Pye was the most energetic of the founders of the Artists' Annuity Fund, and mainly through his exertions and those of his friend William Mulready [q. v.] it was subsequently placed on a firm footing, and in 1827 received a royal charter; in recognition of his services he was presented with a silver vase and an address by the members of the fund in May 1830.

Pye spent much of his time in France, where, in 1862, he was elected a corresponding member of the Académie des Beaux-Arts; he had already, in 1846, received a gold medal from the French government, and he was also an honorary member of the Petersburg Academy of Arts. But he never sought or received honours from the Royal Academy, to which body he was bitterly hostile, in consequence of its refusal to recognise the claims of engravers to equal treatment with painters and sculptors; he was one of the spokesmen of his profession before a select committee of the House of Commons appointed to inquire into that subject in 1836, and also took a leading part in the controversy with his pen. In 1845 he published his well-known ‘Patronage of British Art,’ a work full of valuable information, in which he formulated with great ability and acrimony his charges against the academy and his demands for its reformation, and in 1851 he renewed the attack in a pamphlet entitled ‘A Glance at the Rise and Constitution of the Royal Academy of London;’ some of the changes he advocated he lived to see carried out.

Pye formed a very fine collection of impressions of Turner's ‘Liber Studiorum,’ which is now in the print-room of the British Museum; his notes on the subject, edited by Mr. J. L. Roget, were published in 1879.

Pye married, in 1808, Mary, daughter of Samuel Middiman [q. v.], the landscape engraver by whom he was assisted in the preliminary stages of some of his plates, and had an only child Mary, who survived him. He died at his residence, 17 Gloucester Terrace, Regent's Park, on 6 Feb. 1874.

Charles Pye (1777–1864), elder brother of John, was a pupil of James Heath, and became a good engraver in the line manner, chiefly of small book illustrations.

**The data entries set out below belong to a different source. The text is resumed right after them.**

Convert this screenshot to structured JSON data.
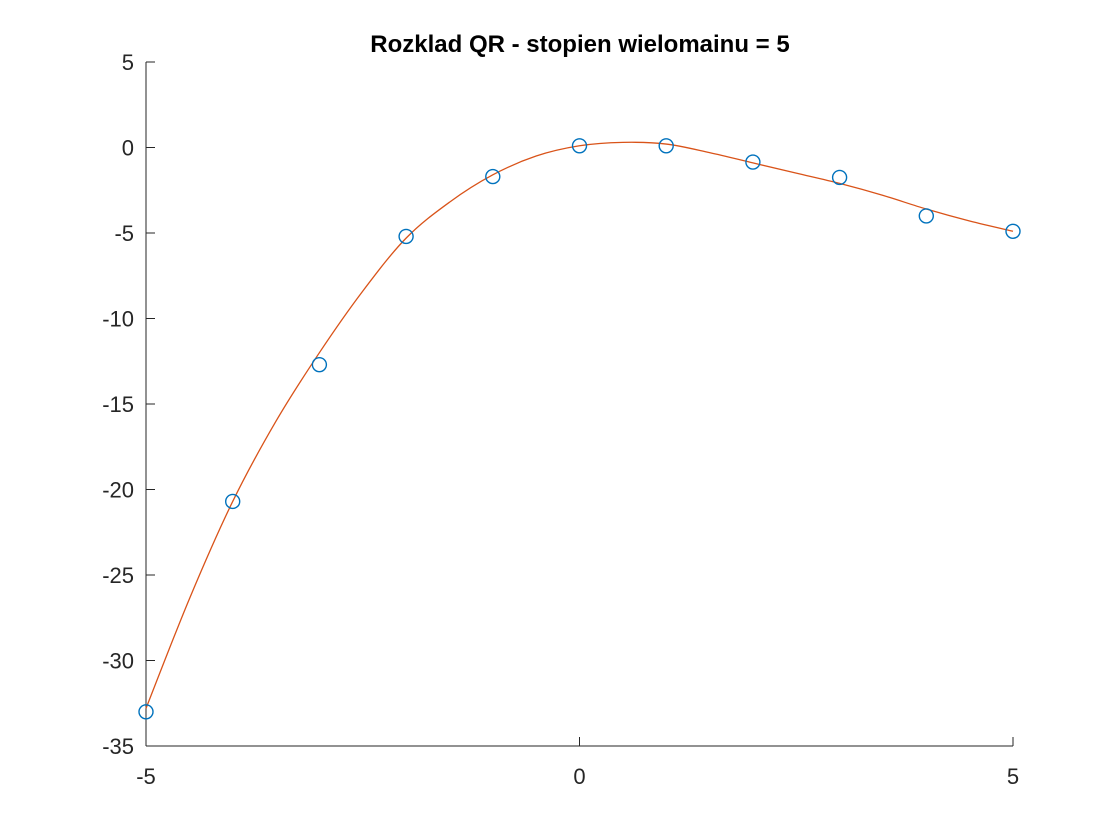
{
  "chart_data": {
    "type": "scatter",
    "title": "Rozklad QR - stopien wielomainu = 5",
    "xlabel": "",
    "ylabel": "",
    "xlim": [
      -5,
      5
    ],
    "ylim": [
      -35,
      5
    ],
    "xticks": [
      -5,
      0,
      5
    ],
    "xtick_labels": [
      "-5",
      "0",
      "5"
    ],
    "yticks": [
      5,
      0,
      -5,
      -10,
      -15,
      -20,
      -25,
      -30,
      -35
    ],
    "ytick_labels": [
      "5",
      "0",
      "-5",
      "-10",
      "-15",
      "-20",
      "-25",
      "-30",
      "-35"
    ],
    "grid": false,
    "legend": "none",
    "series": [
      {
        "kind": "markers",
        "marker": "circle",
        "color": "#0072BD",
        "x": [
          -5,
          -4,
          -3,
          -2,
          -1,
          0,
          1,
          2,
          3,
          4,
          5
        ],
        "y": [
          -33.0,
          -20.7,
          -12.7,
          -5.2,
          -1.7,
          0.1,
          0.1,
          -0.85,
          -1.75,
          -4.0,
          -4.9
        ]
      },
      {
        "kind": "line",
        "color": "#D95319",
        "x": [
          -5,
          -4.5,
          -4,
          -3.5,
          -3,
          -2.5,
          -2,
          -1.5,
          -1,
          -0.5,
          0,
          0.5,
          1,
          1.5,
          2,
          2.5,
          3,
          3.5,
          4,
          4.5,
          5
        ],
        "y": [
          -32.8,
          -26.4,
          -20.7,
          -16.0,
          -12.0,
          -8.4,
          -5.3,
          -3.2,
          -1.6,
          -0.5,
          0.1,
          0.3,
          0.2,
          -0.3,
          -0.9,
          -1.5,
          -2.1,
          -2.8,
          -3.6,
          -4.3,
          -4.9
        ]
      }
    ]
  }
}
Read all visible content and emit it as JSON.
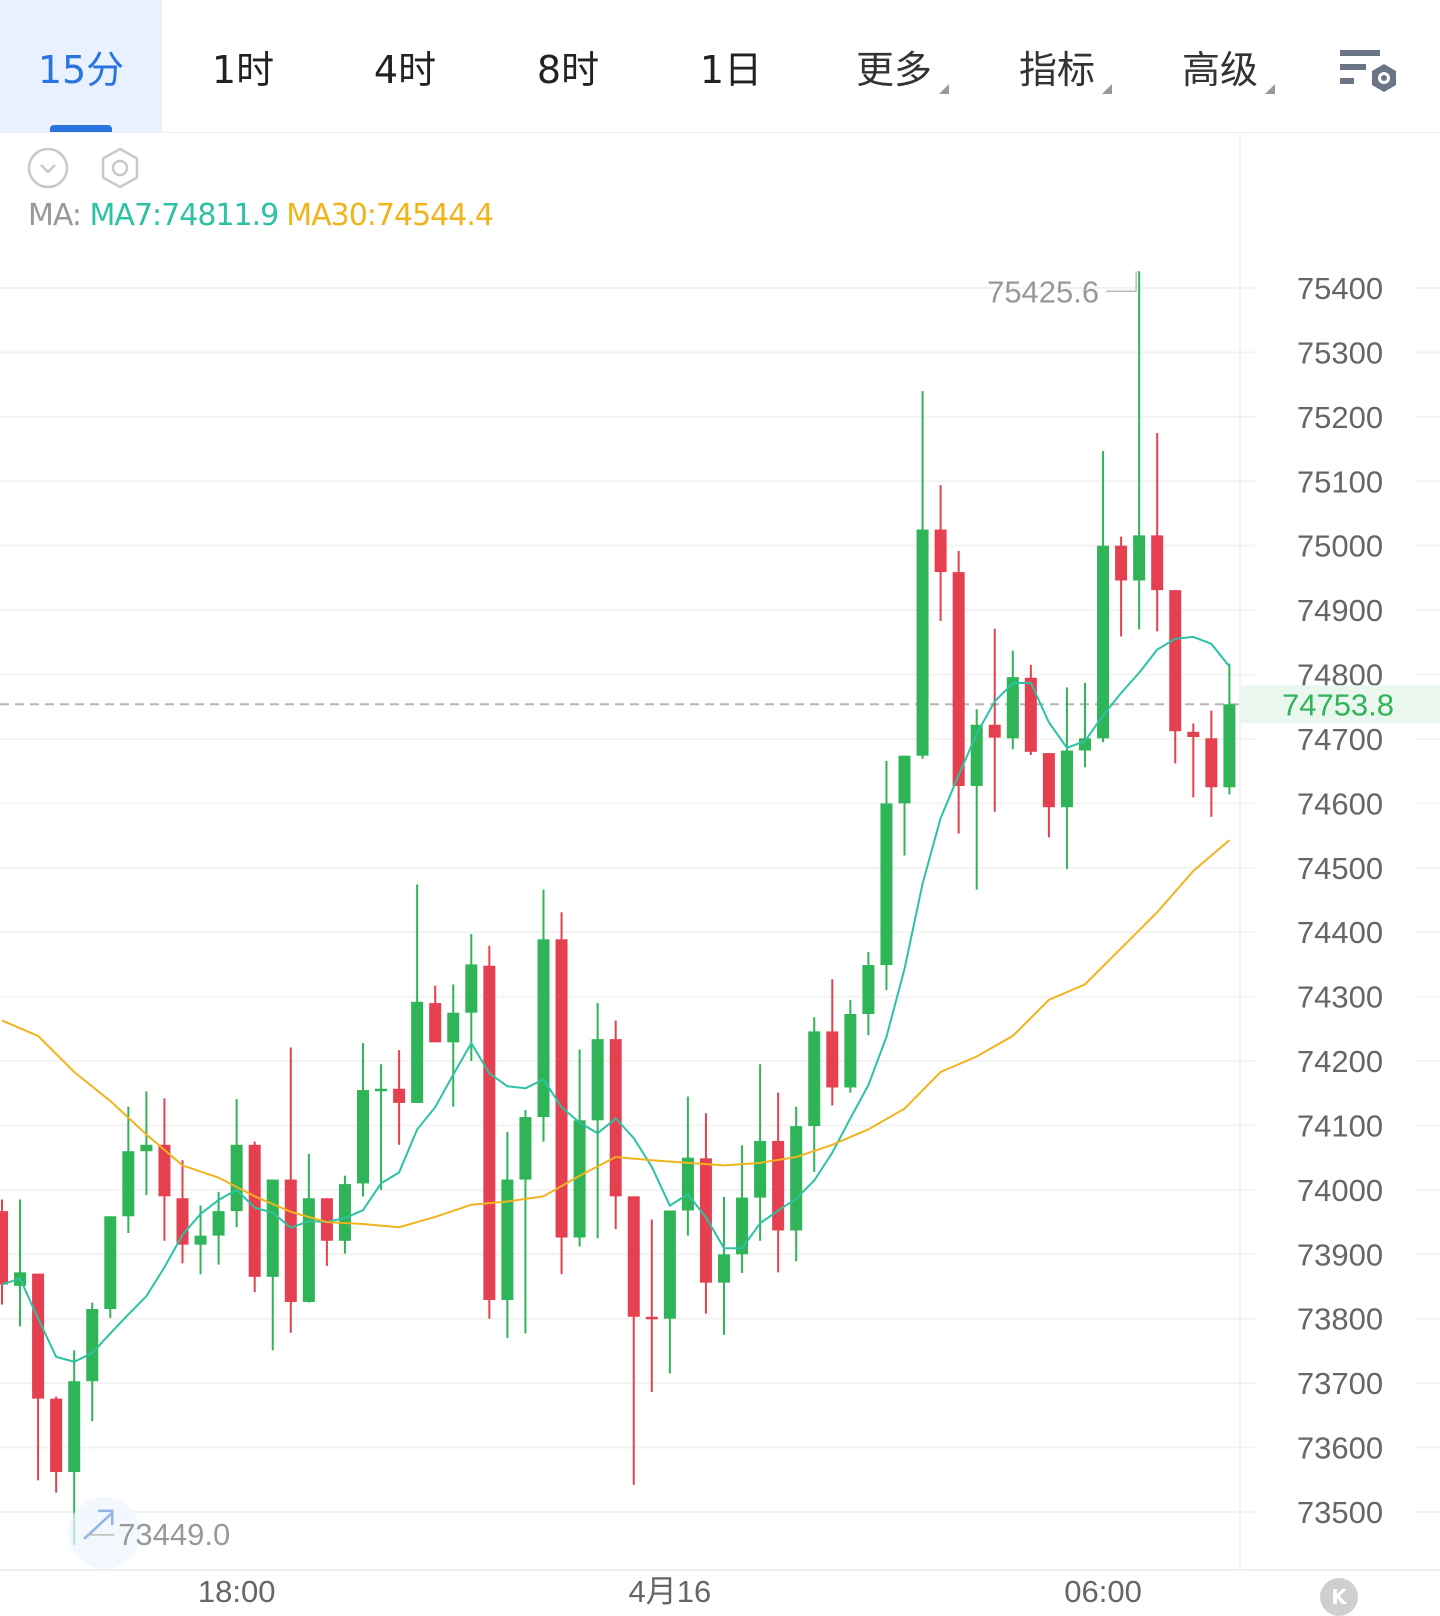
{
  "tabs": [
    {
      "label": "15分",
      "active": true
    },
    {
      "label": "1时"
    },
    {
      "label": "4时"
    },
    {
      "label": "8时"
    },
    {
      "label": "1日"
    },
    {
      "label": "更多",
      "dropdown": true
    },
    {
      "label": "指标",
      "dropdown": true
    },
    {
      "label": "高级",
      "dropdown": true
    }
  ],
  "ma_legend": {
    "prefix": "MA:",
    "ma7": "MA7:74811.9",
    "ma30": "MA30:74544.4"
  },
  "k_button": "K",
  "colors": {
    "up": "#2fb457",
    "down": "#e5404f",
    "ma7": "#2cc2a4",
    "ma30": "#f0b41c",
    "accent": "#2a74e0"
  },
  "chart_data": {
    "type": "candlestick",
    "interval": "15m",
    "ylim": [
      73450,
      75450
    ],
    "yticks": [
      "75400",
      "75300",
      "75200",
      "75100",
      "75000",
      "74900",
      "74800",
      "74700",
      "74600",
      "74500",
      "74400",
      "74300",
      "74200",
      "74100",
      "74000",
      "73900",
      "73800",
      "73700",
      "73600",
      "73500"
    ],
    "xticks": [
      {
        "index": 13,
        "label": "18:00"
      },
      {
        "index": 37,
        "label": "4月16"
      },
      {
        "index": 61,
        "label": "06:00"
      }
    ],
    "last_price": "74753.8",
    "max_label": "75425.6",
    "min_label": "73449.0",
    "candles": [
      [
        73967,
        73985,
        73822,
        73853
      ],
      [
        73851,
        73985,
        73788,
        73872
      ],
      [
        73870,
        73870,
        73549,
        73676
      ],
      [
        73676,
        73679,
        73530,
        73562
      ],
      [
        73562,
        73751,
        73449,
        73703
      ],
      [
        73703,
        73825,
        73641,
        73815
      ],
      [
        73815,
        73959,
        73801,
        73959
      ],
      [
        73959,
        74129,
        73933,
        74060
      ],
      [
        74060,
        74153,
        73992,
        74070
      ],
      [
        74070,
        74142,
        73921,
        73990
      ],
      [
        73987,
        74046,
        73886,
        73915
      ],
      [
        73915,
        73976,
        73869,
        73929
      ],
      [
        73929,
        73997,
        73884,
        73967
      ],
      [
        73967,
        74141,
        73942,
        74070
      ],
      [
        74070,
        74075,
        73841,
        73865
      ],
      [
        73865,
        74016,
        73751,
        74016
      ],
      [
        74016,
        74221,
        73778,
        73826
      ],
      [
        73826,
        74056,
        73825,
        73987
      ],
      [
        73987,
        73987,
        73882,
        73921
      ],
      [
        73921,
        74022,
        73901,
        74009
      ],
      [
        74010,
        74228,
        73990,
        74155
      ],
      [
        74155,
        74195,
        74000,
        74157
      ],
      [
        74157,
        74217,
        74070,
        74135
      ],
      [
        74135,
        74474,
        74135,
        74292
      ],
      [
        74290,
        74317,
        74229,
        74229
      ],
      [
        74229,
        74319,
        74129,
        74275
      ],
      [
        74275,
        74397,
        74200,
        74350
      ],
      [
        74348,
        74379,
        73800,
        73829
      ],
      [
        73829,
        74090,
        73770,
        74016
      ],
      [
        74016,
        74124,
        73777,
        74113
      ],
      [
        74113,
        74466,
        74075,
        74389
      ],
      [
        74389,
        74431,
        73869,
        73926
      ],
      [
        73926,
        74218,
        73912,
        74108
      ],
      [
        74108,
        74290,
        73925,
        74234
      ],
      [
        74234,
        74263,
        73939,
        73990
      ],
      [
        73990,
        73990,
        73542,
        73803
      ],
      [
        73803,
        73954,
        73686,
        73800
      ],
      [
        73800,
        73968,
        73715,
        73968
      ],
      [
        73968,
        74145,
        73929,
        74050
      ],
      [
        74049,
        74119,
        73808,
        73856
      ],
      [
        73856,
        73989,
        73775,
        73900
      ],
      [
        73900,
        74069,
        73871,
        73988
      ],
      [
        73988,
        74195,
        73921,
        74076
      ],
      [
        74076,
        74151,
        73872,
        73937
      ],
      [
        73937,
        74129,
        73889,
        74099
      ],
      [
        74099,
        74268,
        74028,
        74246
      ],
      [
        74246,
        74327,
        74131,
        74159
      ],
      [
        74159,
        74295,
        74151,
        74273
      ],
      [
        74273,
        74369,
        74240,
        74349
      ],
      [
        74349,
        74666,
        74310,
        74600
      ],
      [
        74600,
        74674,
        74519,
        74674
      ],
      [
        74674,
        75240,
        74669,
        75025
      ],
      [
        75025,
        75094,
        74883,
        74959
      ],
      [
        74959,
        74992,
        74553,
        74627
      ],
      [
        74627,
        74746,
        74466,
        74722
      ],
      [
        74722,
        74871,
        74587,
        74702
      ],
      [
        74701,
        74837,
        74684,
        74796
      ],
      [
        74795,
        74815,
        74675,
        74680
      ],
      [
        74678,
        74678,
        74547,
        74594
      ],
      [
        74594,
        74780,
        74498,
        74682
      ],
      [
        74682,
        74787,
        74656,
        74701
      ],
      [
        74701,
        75147,
        74695,
        75000
      ],
      [
        75000,
        75014,
        74859,
        74946
      ],
      [
        74946,
        75426,
        74870,
        75016
      ],
      [
        75016,
        75175,
        74867,
        74931
      ],
      [
        74931,
        74931,
        74662,
        74712
      ],
      [
        74711,
        74724,
        74609,
        74703
      ],
      [
        74701,
        74744,
        74579,
        74625
      ],
      [
        74625,
        74817,
        74614,
        74753.8
      ]
    ],
    "candle_fields": [
      "open",
      "high",
      "low",
      "close"
    ],
    "ma30_every_2": [
      74263,
      74239,
      74183,
      74138,
      74086,
      74038,
      74019,
      73990,
      73966,
      73950,
      73947,
      73942,
      73958,
      73977,
      73982,
      73990,
      74022,
      74051,
      74046,
      74042,
      74038,
      74042,
      74051,
      74070,
      74094,
      74126,
      74183,
      74207,
      74239,
      74295,
      74319,
      74375,
      74431,
      74495,
      74543
    ]
  }
}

Examples of his work are found in Inchbald's ‘British Theatre;’ Walker's ‘Effigies Poeticæ,’ 1822; and ‘Physiognomical Portraits,’ 1824. His larger plates include a view of Brereton Hall, after P. de Wint, 1818; a portrait of Robert Owen, after M. Heming, 1823; and a Holy Family, after Michael Angelo, 1825. During the latter part of his life he resided at Leamington, and he died there on 14 Dec. 1864.

[Cat. of Exhibition of Works of Birmingham Engravers, 1877; Men of the Time, 1872; Athenæum, 14 Feb. 1874; Vapereau's Dict. des Contemporains; Redgrave's Dict. of Artists; private information.]